Au total, 18 îlots répartis sur quatre grands secteurs ont été prospectés : la presqu’île de Giens, Port-Cros, Porquerolles et le secteur de Bormes-les-Mimosas. Derrière cette appellation commune d’« îlots » se cache une étonnante diversité de territoires. Certains ne représentent que quelques dizaines de mètres carrés émergés, à l’image de l’îlot des Fourmigues de roche battue par les embruns isolé au large de la presqu’île de Giens. D’autres atteignent plusieurs hectares et abritent une mosaïque de milieux naturels particulièrement riches : forêt, falaises, pelouses littorales, maquis, habitats rocheux, …

Ces îlots présentent également une grande diversité de statuts fonciers et de protection. Certains sont situés au cœur de la réserve intégrale du Parc national de Port-Cros, d’autres appartiennent au Conservatoire du littoral, tandis que plusieurs sont des propriétés privées. Tous constituent néanmoins des refuges précieux pour la biodiversité méditerranéenne.

L’accès à ces territoires parfois escarpés fait partie intégrante de l’aventure scientifique. Selon la configuration des lieux et l’état de la mer, les équipes ont rejoint les îlots en zodiac, en annexe ou en kayak. Certains débarquements ont nécessité de franchir des passages rocheux délicats ou de traverser à pied de courts bras d’eau séparant les îlots du continent ou d’îles plus grandes. Chaque journée combinait ainsi expertise naturaliste et logistique de terrain, dans des conditions parfois exigeantes mais toujours propices à l’observation.
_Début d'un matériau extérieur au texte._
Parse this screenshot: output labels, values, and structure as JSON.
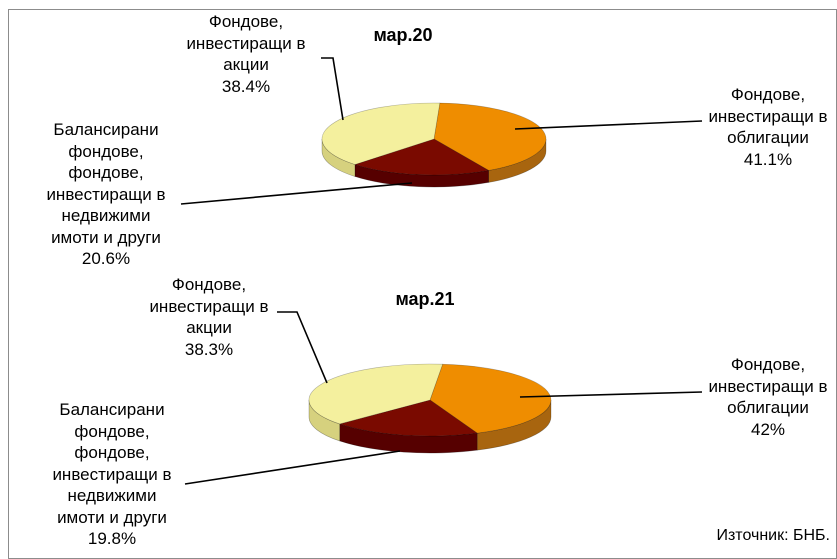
{
  "chart_data": [
    {
      "type": "pie",
      "style": "3d",
      "title": "мар.20",
      "categories": [
        "Фондове,\nинвестиращи в\nоблигации",
        "Балансирани\nфондове,\nфондове,\nинвестиращи в\nнедвижими\nимоти и други",
        "Фондове,\nинвестиращи в\nакции"
      ],
      "values": [
        41.1,
        20.6,
        38.4
      ],
      "value_labels": [
        "41.1%",
        "20.6%",
        "38.4%"
      ],
      "colors": [
        "#EF8D00",
        "#7A0A00",
        "#F4F09E"
      ],
      "side_colors": [
        "#A8650F",
        "#560000",
        "#D6D17E"
      ],
      "legend": "none"
    },
    {
      "type": "pie",
      "style": "3d",
      "title": "мар.21",
      "categories": [
        "Фондове,\nинвестиращи в\nоблигации",
        "Балансирани\nфондове,\nфондове,\nинвестиращи в\nнедвижими\nимоти и други",
        "Фондове,\nинвестиращи в\nакции"
      ],
      "values": [
        42,
        19.8,
        38.3
      ],
      "value_labels": [
        "42%",
        "19.8%",
        "38.3%"
      ],
      "colors": [
        "#EF8D00",
        "#7A0A00",
        "#F4F09E"
      ],
      "side_colors": [
        "#A8650F",
        "#560000",
        "#D6D17E"
      ],
      "legend": "none"
    }
  ],
  "source": "Източник: БНБ."
}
Les prospections ont permis de retrouver de nombreuses espèces déjà recensées lors des précédentes campagnes d’inventaires, confirmant ainsi l’importance de ces îlots pour la conservation de la biodiversité méditerranéenne. Elles ont également révélé plusieurs nouvelles données et permis la découverte d’espèces jusqu’alors non signalées sur certains îlots, témoignant de l’intérêt de poursuivre régulièrement ces suivis à long terme.

Au-delà de l’acquisition de connaissances, cette mission illustre la force du réseau développé autour de la conservation des petites îles méditerranéennes. La diversité des compétences mobilisées a permis d’aborder simultanément plusieurs groupes biologiques et de dresser un état des lieux particulièrement complet de ces territoires insulaires.

Les données collectées au cours de cette semaine de terrain sont actuellement en cours de traitement et d’analyse. Elles viendront alimenter les bases de données du Parc national de Port-Cros et d’Initiative PIM, tout en contribuant à orienter les futures actions de gestion et de conservation. Plusieurs notes naturalistes ainsi que des articles scientifiques sont d’ores et déjà en préparation afin de valoriser les résultats de cette mission et de partager les nouvelles connaissances acquises sur ces îlots remarquables de la Méditerranée française.